Abdellah taia fait son cinéma : film marocain traitant de l'homosexualité

Mettant en scène sa propre vie, « L’armée du salut » est une adaptation du troisième roman d’Abdellah Taia sorti en 2006, où ce dernier narre ses souvenirs d’enfance tout en mettant l’accent sur son éveil (homo)sexuel et la difficulté d’assumer celui-ci dans un pays qui regorge de contradictions, de tabous et où le joug du traditionalisme évince la tolérance et empêche l’ouverture d’esprit.

A l’heure où le mariage entre deux personnes du même sexe a été voté et légalisé en France, le film d’Abdellah Taia est prévu fin 2013. En effet, ayant fait l’objet d’un scandale en clamant haut et fort, dans un article paru sur Telquel en 2009, son penchant pour les hommes, l’auteur est sujet à maintes controverses, allant même jusqu’à voir ses textes se faire boycotter dans certaines universités du Royaume.

C’est dire qu’ il est indéniable qu’être « différent » dans une société profondément marquée par le tabou, le conformisme et l’homophobie n’est pas de tout repos.

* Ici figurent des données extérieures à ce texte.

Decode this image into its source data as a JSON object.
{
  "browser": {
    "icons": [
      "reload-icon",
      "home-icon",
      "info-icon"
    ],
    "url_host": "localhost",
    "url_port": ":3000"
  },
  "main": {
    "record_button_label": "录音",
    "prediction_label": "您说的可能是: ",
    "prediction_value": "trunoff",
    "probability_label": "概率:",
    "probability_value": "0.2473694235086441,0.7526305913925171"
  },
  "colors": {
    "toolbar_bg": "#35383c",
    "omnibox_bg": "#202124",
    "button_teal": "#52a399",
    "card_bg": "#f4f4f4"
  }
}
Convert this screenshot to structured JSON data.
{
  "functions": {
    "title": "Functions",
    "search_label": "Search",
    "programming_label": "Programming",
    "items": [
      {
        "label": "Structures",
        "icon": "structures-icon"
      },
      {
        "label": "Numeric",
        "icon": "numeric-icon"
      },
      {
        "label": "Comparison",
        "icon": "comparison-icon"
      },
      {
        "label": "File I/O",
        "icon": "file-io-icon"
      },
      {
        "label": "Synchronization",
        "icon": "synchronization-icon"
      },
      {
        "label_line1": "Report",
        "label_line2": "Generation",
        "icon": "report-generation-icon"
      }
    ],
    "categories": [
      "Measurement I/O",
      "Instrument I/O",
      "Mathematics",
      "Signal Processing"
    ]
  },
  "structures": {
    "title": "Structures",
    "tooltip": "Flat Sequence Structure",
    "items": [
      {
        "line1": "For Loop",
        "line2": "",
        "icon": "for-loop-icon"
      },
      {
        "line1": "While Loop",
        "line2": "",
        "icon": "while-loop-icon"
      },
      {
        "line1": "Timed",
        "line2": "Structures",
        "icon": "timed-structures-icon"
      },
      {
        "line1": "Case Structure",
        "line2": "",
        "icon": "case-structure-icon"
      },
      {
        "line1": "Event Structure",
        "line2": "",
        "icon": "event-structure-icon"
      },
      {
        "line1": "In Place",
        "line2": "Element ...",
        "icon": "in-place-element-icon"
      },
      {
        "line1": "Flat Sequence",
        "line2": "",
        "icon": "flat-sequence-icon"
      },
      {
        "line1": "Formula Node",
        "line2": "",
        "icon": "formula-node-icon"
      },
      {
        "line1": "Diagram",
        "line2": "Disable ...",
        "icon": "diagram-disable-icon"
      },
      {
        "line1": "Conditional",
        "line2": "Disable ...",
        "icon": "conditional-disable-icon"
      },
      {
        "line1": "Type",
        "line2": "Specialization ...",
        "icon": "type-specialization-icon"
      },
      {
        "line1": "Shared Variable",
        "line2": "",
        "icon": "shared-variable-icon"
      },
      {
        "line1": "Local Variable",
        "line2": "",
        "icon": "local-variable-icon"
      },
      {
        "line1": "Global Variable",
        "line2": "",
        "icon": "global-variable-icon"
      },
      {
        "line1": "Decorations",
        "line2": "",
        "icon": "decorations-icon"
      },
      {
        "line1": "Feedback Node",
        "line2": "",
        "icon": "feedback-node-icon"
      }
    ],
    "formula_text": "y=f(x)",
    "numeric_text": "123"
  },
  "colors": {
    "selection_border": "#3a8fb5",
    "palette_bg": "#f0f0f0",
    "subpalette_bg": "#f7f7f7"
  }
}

D’ailleurs, même si d’autres ont fait de l’homosexualité le sujet central de leurs écrits , Abdellah Taïa est le premier écrivain marocain à avoir fait son coming out au Maroc.

Après l’avoir réalisé à Casablanca et en partie en Suisse, le film d’Abdellah Taia dont la sortie française est prévue fin 2013, sera-t-il diffusé au Maroc?

Les voyants sont au rouge,on croise tous les doigts pour que la censure ne bâillonne pas le travail de Taia.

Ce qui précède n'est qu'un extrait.